Still, he's willing to prognosticate about terrestrial radio's future - one he thinks is not particularly bright: "It's in for some really tough times. Look at Clear Channel. They bought up all of these radio stations, and now they're finding they can't make money from them, so they're trying to get rid of them."

Clear Channel and its sibling conglomerates took a critical misstep, says Drummond, when they decimated their radio stations' news infrastructure. That move cost them listeners after the attacks of Sept. 11, 2001, when people hungered to understand what was going on in the world. "The best of the demographics, the people with disposable incomes who drive Volvos, went to public radio and never came back," he says.

If the XM-Sirius merger gets approved, he predicts, "the value of terrestrial radio will almost approach zero."

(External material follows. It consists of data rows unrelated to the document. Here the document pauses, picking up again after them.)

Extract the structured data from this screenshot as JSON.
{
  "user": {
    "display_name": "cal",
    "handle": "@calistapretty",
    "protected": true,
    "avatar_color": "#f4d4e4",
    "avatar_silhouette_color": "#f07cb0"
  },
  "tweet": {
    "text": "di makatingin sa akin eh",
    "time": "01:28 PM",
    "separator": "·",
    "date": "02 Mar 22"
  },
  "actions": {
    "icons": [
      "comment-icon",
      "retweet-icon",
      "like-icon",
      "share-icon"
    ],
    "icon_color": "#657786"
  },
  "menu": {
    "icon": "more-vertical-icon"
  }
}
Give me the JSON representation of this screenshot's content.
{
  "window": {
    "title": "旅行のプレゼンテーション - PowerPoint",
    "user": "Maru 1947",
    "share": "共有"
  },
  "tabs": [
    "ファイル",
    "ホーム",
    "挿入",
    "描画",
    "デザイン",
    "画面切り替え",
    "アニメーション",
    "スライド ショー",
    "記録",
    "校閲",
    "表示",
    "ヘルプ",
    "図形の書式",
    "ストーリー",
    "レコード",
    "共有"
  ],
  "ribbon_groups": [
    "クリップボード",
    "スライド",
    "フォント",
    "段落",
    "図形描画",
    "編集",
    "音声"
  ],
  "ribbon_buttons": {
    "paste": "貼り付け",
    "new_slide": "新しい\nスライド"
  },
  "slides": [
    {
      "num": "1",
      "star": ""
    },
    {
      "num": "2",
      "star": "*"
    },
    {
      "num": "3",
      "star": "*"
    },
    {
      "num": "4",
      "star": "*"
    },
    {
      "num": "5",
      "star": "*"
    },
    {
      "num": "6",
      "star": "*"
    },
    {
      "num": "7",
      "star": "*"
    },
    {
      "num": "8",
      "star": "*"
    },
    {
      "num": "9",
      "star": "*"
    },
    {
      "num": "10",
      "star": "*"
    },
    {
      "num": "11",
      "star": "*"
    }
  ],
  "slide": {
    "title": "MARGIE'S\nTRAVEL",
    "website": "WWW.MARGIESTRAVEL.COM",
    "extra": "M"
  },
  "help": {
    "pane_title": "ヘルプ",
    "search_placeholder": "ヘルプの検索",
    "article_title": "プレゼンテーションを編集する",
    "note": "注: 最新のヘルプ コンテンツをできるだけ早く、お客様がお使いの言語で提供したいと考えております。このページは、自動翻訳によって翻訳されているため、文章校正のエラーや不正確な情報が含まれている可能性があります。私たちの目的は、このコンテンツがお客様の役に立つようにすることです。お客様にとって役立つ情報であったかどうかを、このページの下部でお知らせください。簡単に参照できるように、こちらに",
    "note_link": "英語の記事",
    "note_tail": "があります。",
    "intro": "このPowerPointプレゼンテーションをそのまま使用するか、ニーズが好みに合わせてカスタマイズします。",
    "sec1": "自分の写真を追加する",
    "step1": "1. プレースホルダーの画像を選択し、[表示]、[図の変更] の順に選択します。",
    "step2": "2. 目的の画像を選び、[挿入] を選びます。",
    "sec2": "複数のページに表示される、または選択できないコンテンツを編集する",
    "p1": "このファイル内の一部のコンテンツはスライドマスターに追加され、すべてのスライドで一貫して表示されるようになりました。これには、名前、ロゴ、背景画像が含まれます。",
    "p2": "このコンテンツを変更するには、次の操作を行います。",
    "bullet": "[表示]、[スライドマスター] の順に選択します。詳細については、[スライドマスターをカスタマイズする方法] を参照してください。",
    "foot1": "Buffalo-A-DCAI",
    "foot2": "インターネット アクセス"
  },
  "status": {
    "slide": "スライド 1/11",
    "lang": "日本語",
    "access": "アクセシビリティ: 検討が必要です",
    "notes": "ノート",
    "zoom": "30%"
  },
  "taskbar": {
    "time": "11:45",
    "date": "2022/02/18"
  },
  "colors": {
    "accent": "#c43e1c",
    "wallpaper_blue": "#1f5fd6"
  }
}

Drummond is more optimistic about the future of satellite radio. "The cost is pretty cheap relative to other diversions," such as the Internet and cable TV, he says. "The reason I think satellite radio is going to stabilize and be strong is that the one thing we haven't figured out is how to get people from point A to point B. Commuting doesn't get faster over time, and because people are going to spend more time confined in their cars and need to watch the road, they're going to spend time listening. Satellite radio is a huge, huge answer to that problem."